After each iteration, a new generation of teams will emerge with potential stronger team candidates. For simplicity reasons, the score function will be the same as the linear programming problem exposed in figure 3. The population size is one of the algorithm’s parameters. The larger the population size, the more expensive the computation will be. The number of iterations corresponds to the number of generations. Just like many optimisation algorithms, a stoppage criterion is an important tool. For simplicity reasons, the maximum number of generations/iterations and a maximum number of generations/iterations without improving the best score are configured as stoppage criteria.

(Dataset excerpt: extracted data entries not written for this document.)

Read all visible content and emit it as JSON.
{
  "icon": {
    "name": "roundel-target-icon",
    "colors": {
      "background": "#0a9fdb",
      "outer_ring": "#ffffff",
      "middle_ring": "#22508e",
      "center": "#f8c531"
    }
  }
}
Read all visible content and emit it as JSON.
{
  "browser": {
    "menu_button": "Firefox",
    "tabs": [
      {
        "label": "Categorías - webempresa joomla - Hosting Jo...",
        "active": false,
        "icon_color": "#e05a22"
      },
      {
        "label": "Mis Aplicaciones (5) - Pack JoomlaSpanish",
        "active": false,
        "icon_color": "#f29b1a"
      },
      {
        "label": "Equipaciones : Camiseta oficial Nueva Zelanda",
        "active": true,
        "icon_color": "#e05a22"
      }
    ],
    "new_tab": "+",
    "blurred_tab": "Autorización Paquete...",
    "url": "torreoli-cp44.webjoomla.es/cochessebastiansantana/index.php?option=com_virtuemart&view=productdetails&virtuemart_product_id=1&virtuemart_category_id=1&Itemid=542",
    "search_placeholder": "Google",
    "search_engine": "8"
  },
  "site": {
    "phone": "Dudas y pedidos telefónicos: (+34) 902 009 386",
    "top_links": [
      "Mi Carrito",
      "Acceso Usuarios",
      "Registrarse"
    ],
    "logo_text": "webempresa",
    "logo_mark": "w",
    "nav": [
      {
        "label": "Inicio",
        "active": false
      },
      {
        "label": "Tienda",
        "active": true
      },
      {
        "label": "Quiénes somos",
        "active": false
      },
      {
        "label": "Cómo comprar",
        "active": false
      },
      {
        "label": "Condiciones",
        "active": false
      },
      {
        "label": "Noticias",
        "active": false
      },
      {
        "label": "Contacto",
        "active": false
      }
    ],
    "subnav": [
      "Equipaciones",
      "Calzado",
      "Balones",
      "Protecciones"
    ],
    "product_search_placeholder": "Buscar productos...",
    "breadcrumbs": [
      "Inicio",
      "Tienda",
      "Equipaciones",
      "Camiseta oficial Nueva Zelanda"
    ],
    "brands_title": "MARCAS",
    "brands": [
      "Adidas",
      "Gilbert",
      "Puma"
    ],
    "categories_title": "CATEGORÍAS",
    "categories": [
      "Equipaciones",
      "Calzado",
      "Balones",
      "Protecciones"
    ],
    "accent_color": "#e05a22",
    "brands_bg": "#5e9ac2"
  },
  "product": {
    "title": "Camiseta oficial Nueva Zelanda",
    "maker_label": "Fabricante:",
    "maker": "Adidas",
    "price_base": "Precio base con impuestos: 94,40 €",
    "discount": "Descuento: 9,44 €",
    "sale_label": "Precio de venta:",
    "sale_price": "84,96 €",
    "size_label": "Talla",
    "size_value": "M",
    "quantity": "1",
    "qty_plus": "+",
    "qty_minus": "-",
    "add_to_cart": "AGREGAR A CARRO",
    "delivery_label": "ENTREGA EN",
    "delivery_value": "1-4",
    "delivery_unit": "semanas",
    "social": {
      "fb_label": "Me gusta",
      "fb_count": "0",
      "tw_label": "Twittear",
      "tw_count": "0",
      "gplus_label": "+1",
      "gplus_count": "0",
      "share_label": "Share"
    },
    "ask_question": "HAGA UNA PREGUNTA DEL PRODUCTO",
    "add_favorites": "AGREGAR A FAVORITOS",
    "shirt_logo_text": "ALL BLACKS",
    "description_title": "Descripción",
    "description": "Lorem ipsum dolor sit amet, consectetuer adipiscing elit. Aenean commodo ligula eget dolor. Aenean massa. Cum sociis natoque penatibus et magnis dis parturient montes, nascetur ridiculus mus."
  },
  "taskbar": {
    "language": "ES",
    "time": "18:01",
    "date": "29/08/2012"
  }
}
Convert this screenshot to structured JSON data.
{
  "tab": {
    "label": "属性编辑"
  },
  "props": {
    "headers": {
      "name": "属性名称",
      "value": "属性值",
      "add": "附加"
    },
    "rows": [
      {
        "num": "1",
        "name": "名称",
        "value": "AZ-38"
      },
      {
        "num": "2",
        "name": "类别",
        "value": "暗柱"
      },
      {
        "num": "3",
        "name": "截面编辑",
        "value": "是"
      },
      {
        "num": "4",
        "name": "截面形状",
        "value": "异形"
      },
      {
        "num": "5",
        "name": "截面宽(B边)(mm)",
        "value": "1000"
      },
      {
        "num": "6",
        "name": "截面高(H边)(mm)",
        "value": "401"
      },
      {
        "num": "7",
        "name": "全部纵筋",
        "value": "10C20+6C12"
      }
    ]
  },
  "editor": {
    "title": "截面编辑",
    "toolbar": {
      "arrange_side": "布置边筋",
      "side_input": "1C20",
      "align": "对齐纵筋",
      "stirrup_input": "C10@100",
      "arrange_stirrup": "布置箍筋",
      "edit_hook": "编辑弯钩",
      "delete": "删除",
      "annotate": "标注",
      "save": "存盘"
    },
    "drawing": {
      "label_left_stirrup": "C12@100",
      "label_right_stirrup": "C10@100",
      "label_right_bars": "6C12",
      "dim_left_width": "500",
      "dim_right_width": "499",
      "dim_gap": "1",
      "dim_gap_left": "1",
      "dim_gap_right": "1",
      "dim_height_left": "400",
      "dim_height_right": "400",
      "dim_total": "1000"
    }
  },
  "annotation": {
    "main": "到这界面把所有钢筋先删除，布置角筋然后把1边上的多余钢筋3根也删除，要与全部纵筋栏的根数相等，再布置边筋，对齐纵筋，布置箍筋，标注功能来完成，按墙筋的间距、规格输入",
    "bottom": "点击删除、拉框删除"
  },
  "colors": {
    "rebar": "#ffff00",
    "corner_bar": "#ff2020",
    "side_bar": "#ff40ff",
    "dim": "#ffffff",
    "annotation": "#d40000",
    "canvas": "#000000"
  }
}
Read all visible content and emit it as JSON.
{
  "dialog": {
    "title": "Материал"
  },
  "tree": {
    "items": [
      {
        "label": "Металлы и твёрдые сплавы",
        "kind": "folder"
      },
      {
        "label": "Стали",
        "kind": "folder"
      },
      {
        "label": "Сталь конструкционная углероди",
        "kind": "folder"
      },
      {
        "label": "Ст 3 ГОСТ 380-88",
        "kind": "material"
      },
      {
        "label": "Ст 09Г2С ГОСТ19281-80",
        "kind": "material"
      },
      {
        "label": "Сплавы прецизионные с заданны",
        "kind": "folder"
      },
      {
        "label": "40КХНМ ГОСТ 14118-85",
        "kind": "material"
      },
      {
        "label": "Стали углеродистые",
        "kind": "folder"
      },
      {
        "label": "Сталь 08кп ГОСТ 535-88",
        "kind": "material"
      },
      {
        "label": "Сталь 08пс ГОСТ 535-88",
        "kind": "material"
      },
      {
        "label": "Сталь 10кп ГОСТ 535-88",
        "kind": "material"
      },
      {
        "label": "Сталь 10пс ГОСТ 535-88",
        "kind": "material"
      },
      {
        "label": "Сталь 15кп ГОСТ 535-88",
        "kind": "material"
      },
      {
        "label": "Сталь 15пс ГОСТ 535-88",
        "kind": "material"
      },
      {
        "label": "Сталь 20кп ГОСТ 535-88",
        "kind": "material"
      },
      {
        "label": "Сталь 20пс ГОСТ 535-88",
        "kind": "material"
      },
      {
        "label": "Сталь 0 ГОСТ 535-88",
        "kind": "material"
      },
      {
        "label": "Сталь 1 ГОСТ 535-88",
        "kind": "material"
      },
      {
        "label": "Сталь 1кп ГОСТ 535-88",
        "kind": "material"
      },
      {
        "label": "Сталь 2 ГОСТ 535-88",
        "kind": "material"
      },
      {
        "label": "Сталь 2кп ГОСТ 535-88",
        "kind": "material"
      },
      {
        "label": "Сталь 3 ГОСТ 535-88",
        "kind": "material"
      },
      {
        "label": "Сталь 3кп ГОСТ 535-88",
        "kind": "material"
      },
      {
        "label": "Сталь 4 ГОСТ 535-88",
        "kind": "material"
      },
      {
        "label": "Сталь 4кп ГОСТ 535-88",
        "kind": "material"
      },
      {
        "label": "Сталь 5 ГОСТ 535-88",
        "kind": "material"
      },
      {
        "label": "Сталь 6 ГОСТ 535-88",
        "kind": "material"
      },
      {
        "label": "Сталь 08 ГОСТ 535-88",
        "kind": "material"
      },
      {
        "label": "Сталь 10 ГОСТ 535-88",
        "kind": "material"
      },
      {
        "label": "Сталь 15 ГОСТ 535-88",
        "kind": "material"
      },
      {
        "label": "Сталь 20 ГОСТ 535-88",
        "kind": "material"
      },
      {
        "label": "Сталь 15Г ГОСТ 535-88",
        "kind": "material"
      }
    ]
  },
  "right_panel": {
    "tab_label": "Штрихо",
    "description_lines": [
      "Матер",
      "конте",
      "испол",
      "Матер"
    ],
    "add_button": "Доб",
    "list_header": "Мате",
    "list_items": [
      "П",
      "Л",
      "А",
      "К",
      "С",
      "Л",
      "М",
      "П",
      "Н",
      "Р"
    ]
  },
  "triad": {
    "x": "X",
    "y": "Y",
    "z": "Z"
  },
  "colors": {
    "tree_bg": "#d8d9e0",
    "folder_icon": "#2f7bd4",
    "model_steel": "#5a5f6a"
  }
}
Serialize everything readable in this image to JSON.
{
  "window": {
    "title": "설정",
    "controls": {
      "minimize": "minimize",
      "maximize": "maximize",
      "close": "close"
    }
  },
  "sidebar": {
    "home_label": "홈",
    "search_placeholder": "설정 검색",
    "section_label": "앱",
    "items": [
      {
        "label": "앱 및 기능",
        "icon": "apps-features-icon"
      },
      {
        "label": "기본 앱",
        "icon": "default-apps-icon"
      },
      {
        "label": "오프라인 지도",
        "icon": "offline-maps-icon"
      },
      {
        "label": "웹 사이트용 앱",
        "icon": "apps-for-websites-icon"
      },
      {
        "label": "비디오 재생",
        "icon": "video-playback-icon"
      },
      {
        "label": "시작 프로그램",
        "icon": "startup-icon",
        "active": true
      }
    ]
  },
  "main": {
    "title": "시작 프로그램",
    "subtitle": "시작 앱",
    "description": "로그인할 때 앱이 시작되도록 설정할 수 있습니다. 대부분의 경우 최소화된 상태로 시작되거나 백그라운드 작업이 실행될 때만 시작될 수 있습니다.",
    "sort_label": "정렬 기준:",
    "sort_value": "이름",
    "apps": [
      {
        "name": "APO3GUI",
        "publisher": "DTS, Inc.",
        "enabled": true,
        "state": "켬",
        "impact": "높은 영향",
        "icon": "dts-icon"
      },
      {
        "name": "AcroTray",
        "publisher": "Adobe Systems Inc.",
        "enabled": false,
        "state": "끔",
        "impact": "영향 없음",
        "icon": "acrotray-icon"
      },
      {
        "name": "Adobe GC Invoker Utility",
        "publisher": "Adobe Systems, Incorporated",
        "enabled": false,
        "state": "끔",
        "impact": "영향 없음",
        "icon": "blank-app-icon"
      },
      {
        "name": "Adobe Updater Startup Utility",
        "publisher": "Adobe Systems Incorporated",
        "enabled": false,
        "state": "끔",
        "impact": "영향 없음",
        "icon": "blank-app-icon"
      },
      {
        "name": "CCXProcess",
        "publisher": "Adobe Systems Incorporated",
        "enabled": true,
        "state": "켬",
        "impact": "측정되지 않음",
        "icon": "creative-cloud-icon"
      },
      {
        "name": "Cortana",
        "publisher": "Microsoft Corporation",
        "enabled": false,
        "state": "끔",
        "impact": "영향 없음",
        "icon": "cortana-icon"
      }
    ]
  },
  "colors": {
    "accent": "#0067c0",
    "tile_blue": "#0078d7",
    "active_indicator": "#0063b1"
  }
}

According to the score function, the best teams are selected as parents for the following generation of teams (Figure 6). The number of potential parents is also a parameter.

After selecting the best parent teams, randomly selected footballers are exchanged, as represented in Figure 7, according to a cross-over ratio parameter. Large values of this parameter will make the process unstable, and small values will make the algorithm converge slowly to the optimal solution.

The final step before completing the next-generation computation is the mutation of the current generation (Figure 8). It must be taken into consideration that this is a random process, and there is no guarantee the current solution is converging to a globally optimal solution. For this reason, footballers will be randomly exchanged according to a mutation ratio parameter to try an even better solution in the solution domain.

During the algorithm execution, there is a monotonic evolution of the score (Figure 9). The algorithm stops its execution if the number of maximum iterations is achieved or the maximum number of iterations without improvement is achieved.

Comparing Results

Log all execution metrics, parameters and artefacts allow a straightforward comparison of the performance of each execution and confirms the output for safer decision making. mlflow is currently one of the best open-source tools for this purpose. Figure 10 shows all the execution's respective best scores. Linear Programming with a maximum budget limit top performs on scoring and the execution duration. Some potential squad candidates are represented in Figure 11.